19. It next becomes necessary to consider how this state of affairs affected the position of the appellant. In his lease the lessors purported to act as trustees of the temple and there is nothing from first to last of the material available for their Lordships' examination to suggest that he knew or ought to have known, then or at any time, that those he dealt with were not all de jure trustees. Nor can it be suggested that the transaction was out of the ordinary course of the management of the estate or such as to put one taking land from the acting trustees on special enquiry as to their right and title to act. In these circumstances their Lordships think the appellant is justified in the contention that, by their conduct, the de jure trustees and the Board clothed his lessors with sufficient authority to lease as they did and to collect the rent thereafter while the same state of affairs prevailed. From this conclusion it follows, in the opinion of their Lordships, that the appellant did not lack a land-holder to whom he was bound to pay rent. This suffices to dispose of the main question but two observations may perhaps be added. In the first place, it having been proved that the lease was granted by lessors acting ostensibly on behalf of the temple and in fact holding the office of trustees the onus was, in the circumstances, upon the plaintiffs to prove affirmatively, if they might, that the lease was unauthorised. And secondly, as against the appellant it was not, on the facts of the case, for the plaintiffs as nominees of the Board to repudiate an act of management to which the Board must be held to have consented.

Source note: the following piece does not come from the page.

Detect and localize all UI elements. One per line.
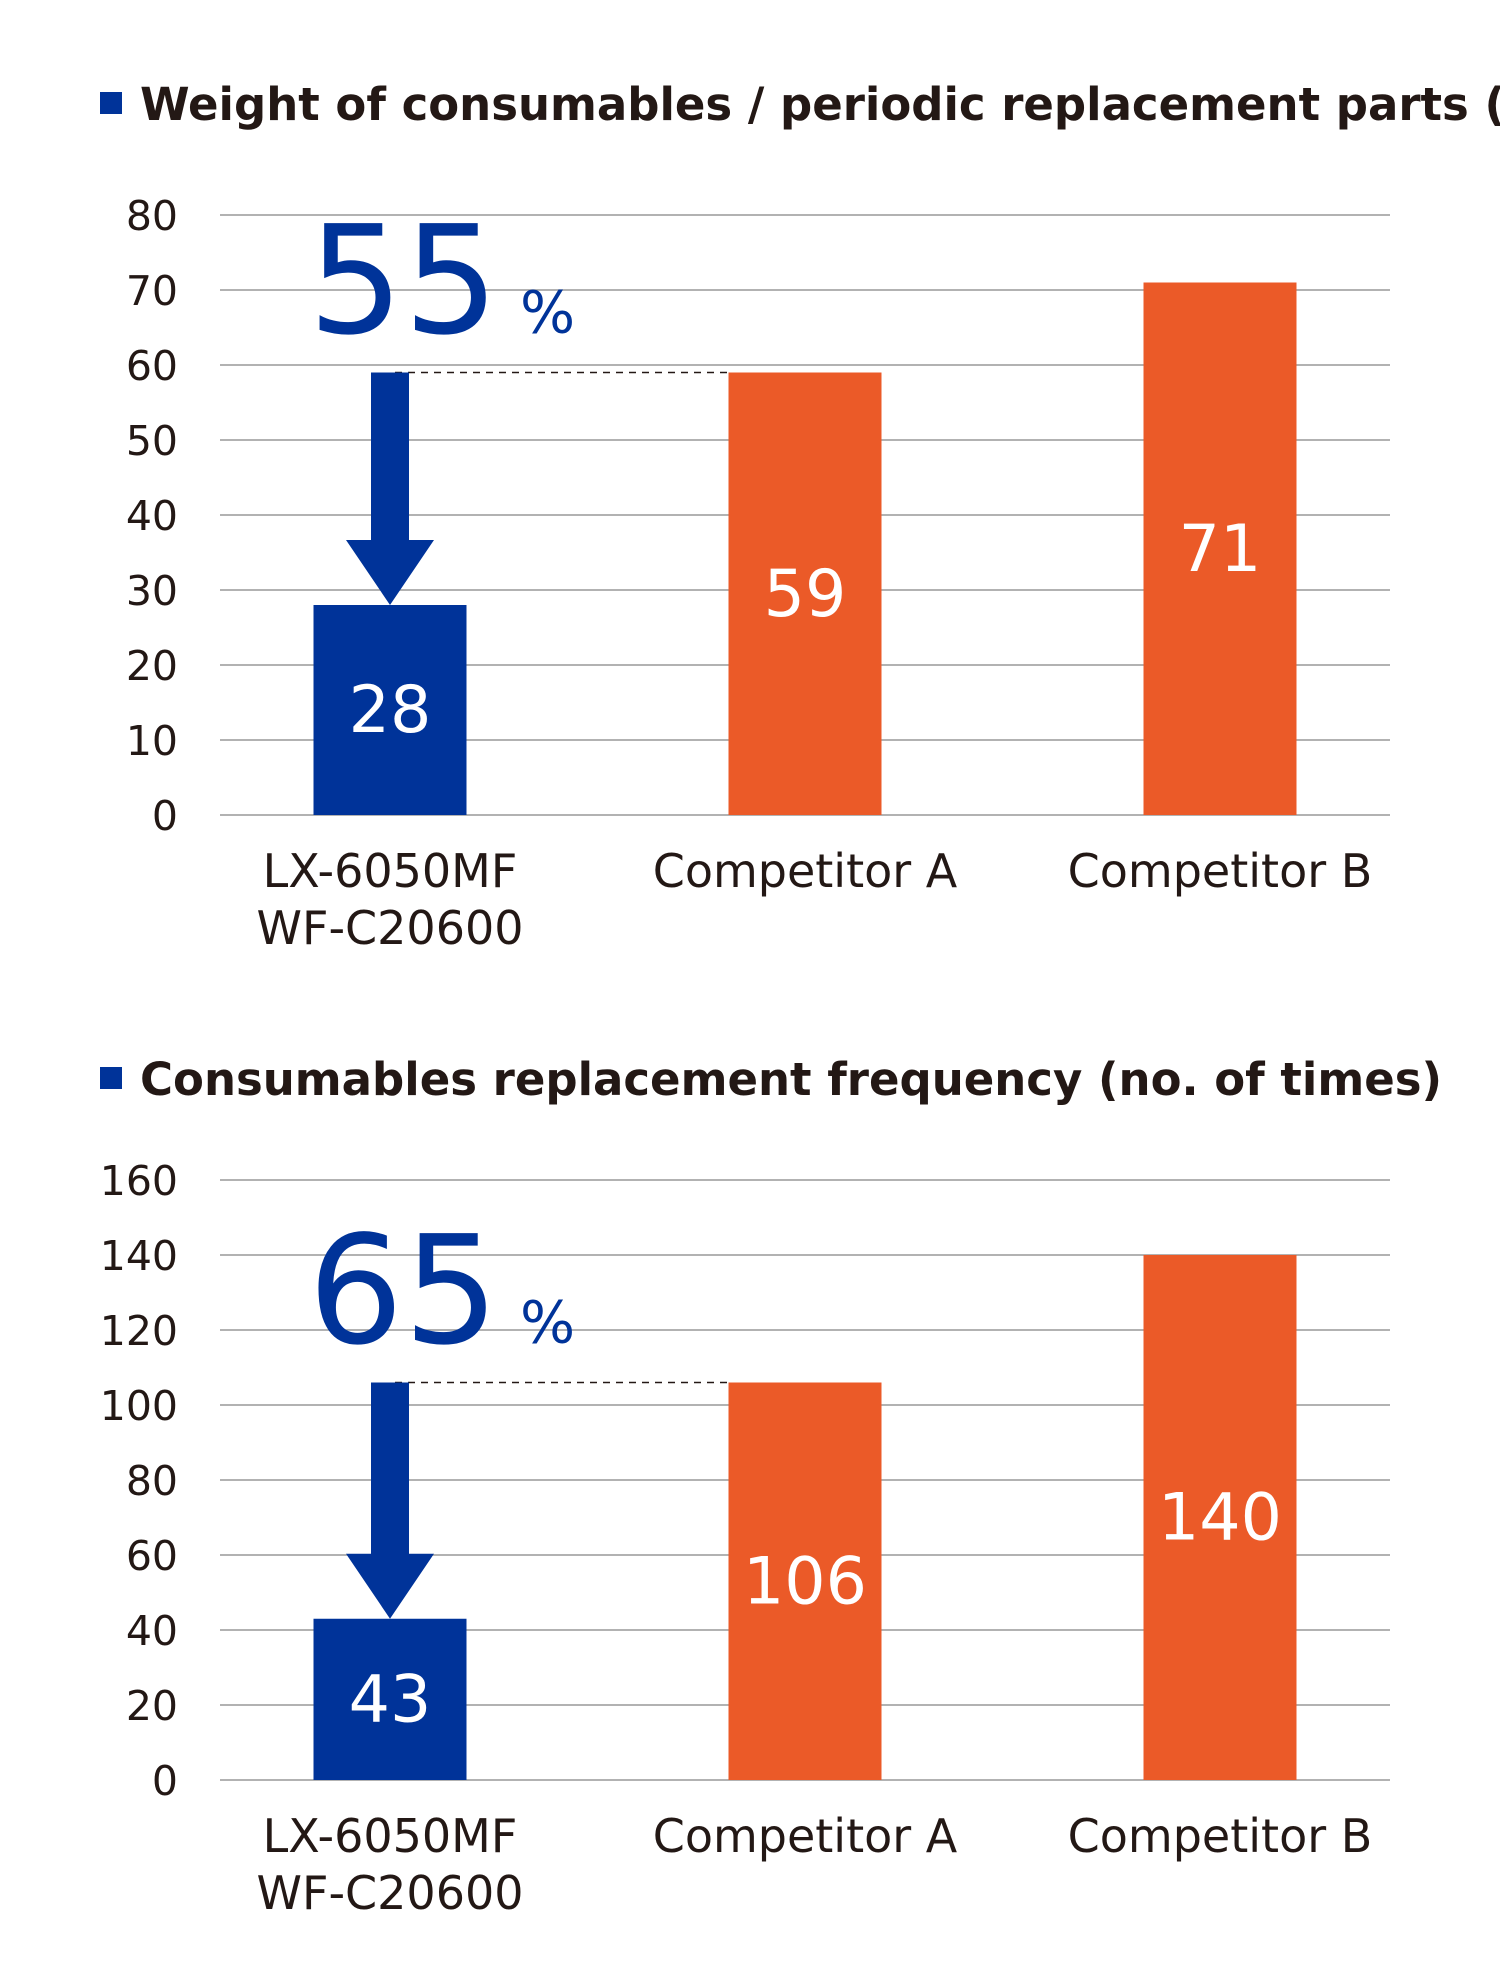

20. The additional question referred to above involves a state of fact. On that account and as it was not taken in the Courts in India it would be contrary to the practice of their Lordship's Board to entertain it unless the relevant facts could fairly be regarded as beyond all controversy. For the appellant it was contended that this condition was satisfied as the appellant's right to hold for the term of the lease appeared from the plaintiff's letter of 12th January 1938, and was admitted in the plaint. Their Lordships think there is much to be said for this and for the submission based on the material referred to. As, however, they have already reached a conclusion in the appellant's favour on the main question they are not disposed to embrace the additional question or express any final view upon it.
21. For the reasons mentioned, their Lordships will humbly advise His Majesty that the appeal be allowed, the decrees of the District and High Courts reversed and that of the Subordinate Judge restored. The respondents must pay the appellant's costs of this appeal and in the District and High Courts in India.